V-C Towards Incentive Federated Learning
Existing studies mainly focus on enhancing the performance of FL algorithms, e.g., accuracy and training time. Nevertheless, an optimistic assumption, that all the data owners are willing to join the FL anytime and anywhere, is not practical in 6G scenarios with massive self-interest devices. As a result, incentive mechanisms for honest and active participation are a core and urgent research topic [kang2019incentive, kangincentive, khan2019federated, weng2019deepchain, zhan2020learning, yu2020fairness]. Some interesting topics include: i) Due to information asymmetric between task publishers and participating devices, e.g., information about time-varying available resources, unfixed working periods and changeable participation willingness, it is still an open issue to design effective online-learning based incentive mechanisms to remove the impacts of both information asymmetric and time-varying factors, and also ensure efficient federated learning in 6G scenarios; ii) Considering heterogeneous and massive devices with diverse hardware equipment in 6G scenarios, the data quality of the devices is diverse. But the data quality plays an important role in learning performance. It is a challenging problem how to design data quality-based incentive mechanisms to motivate more devices with high-quality data to participate in federated learning and obtain higher rewards for their high-quality data contributions, thus improving both the system reliability and the learning performance [kang2019incentive, khan2019federated, zhan2020learning].
V-D Towards Personalized Federated Learning
It is challenging for the FL system in the 6G network to provide users with personalized services. Prior studies [ref-28, ref-29, ref-30, ref-31] adopt different personalized techniques to provide users with real-time personalized services, which is a solid step towards personalized FL. However, personalized FL still faces challenges from non-IID data, system heterogeneity, and network heterogeneity. Personalized service is a very important part of the human-centric 6G services. Therefore, it is an interesting and meaningful topic for FL to seek novel ways to address the above challenges.
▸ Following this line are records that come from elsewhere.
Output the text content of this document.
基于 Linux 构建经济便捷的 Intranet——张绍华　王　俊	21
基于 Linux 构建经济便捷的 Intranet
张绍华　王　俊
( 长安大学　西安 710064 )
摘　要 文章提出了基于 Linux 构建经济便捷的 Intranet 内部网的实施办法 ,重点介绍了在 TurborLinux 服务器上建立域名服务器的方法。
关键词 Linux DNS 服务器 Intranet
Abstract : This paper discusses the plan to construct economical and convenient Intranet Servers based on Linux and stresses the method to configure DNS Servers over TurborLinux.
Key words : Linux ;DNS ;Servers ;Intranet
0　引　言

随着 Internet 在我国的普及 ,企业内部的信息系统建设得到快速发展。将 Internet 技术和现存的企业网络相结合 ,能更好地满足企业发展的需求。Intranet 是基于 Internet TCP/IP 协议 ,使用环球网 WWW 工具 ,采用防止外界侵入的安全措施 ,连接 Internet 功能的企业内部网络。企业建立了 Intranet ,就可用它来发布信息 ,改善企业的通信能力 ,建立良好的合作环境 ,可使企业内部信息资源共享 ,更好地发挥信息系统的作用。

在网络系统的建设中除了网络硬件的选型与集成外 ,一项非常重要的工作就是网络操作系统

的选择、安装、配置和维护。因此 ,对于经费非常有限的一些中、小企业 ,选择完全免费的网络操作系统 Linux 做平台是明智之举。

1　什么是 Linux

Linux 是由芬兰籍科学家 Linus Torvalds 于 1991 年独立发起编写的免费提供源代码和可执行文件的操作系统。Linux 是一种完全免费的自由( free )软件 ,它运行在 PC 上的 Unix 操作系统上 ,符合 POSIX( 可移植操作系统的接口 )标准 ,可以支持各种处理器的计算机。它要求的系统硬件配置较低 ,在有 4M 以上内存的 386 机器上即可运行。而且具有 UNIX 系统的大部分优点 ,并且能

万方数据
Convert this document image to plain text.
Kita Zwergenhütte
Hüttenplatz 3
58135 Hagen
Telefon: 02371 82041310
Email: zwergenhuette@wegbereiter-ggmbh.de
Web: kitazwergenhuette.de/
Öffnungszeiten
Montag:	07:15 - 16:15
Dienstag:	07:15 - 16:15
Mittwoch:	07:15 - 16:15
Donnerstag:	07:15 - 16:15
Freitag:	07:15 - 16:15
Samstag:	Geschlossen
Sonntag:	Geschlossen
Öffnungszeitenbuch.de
In this article, we provided an overview of integrating federated learning into 6G communications. We discussed the requirements of 6G communication and core challenges of federated learning for 6G applications. For the above challenges, we provided a comprehensive introduction of the emerging advanced federated learning methods for 6G communications, which including communication-efficient federated learning, secure federated learning, and effective federated learning. Finally, we outlined out a handful of open problems and directions worth future research efforts.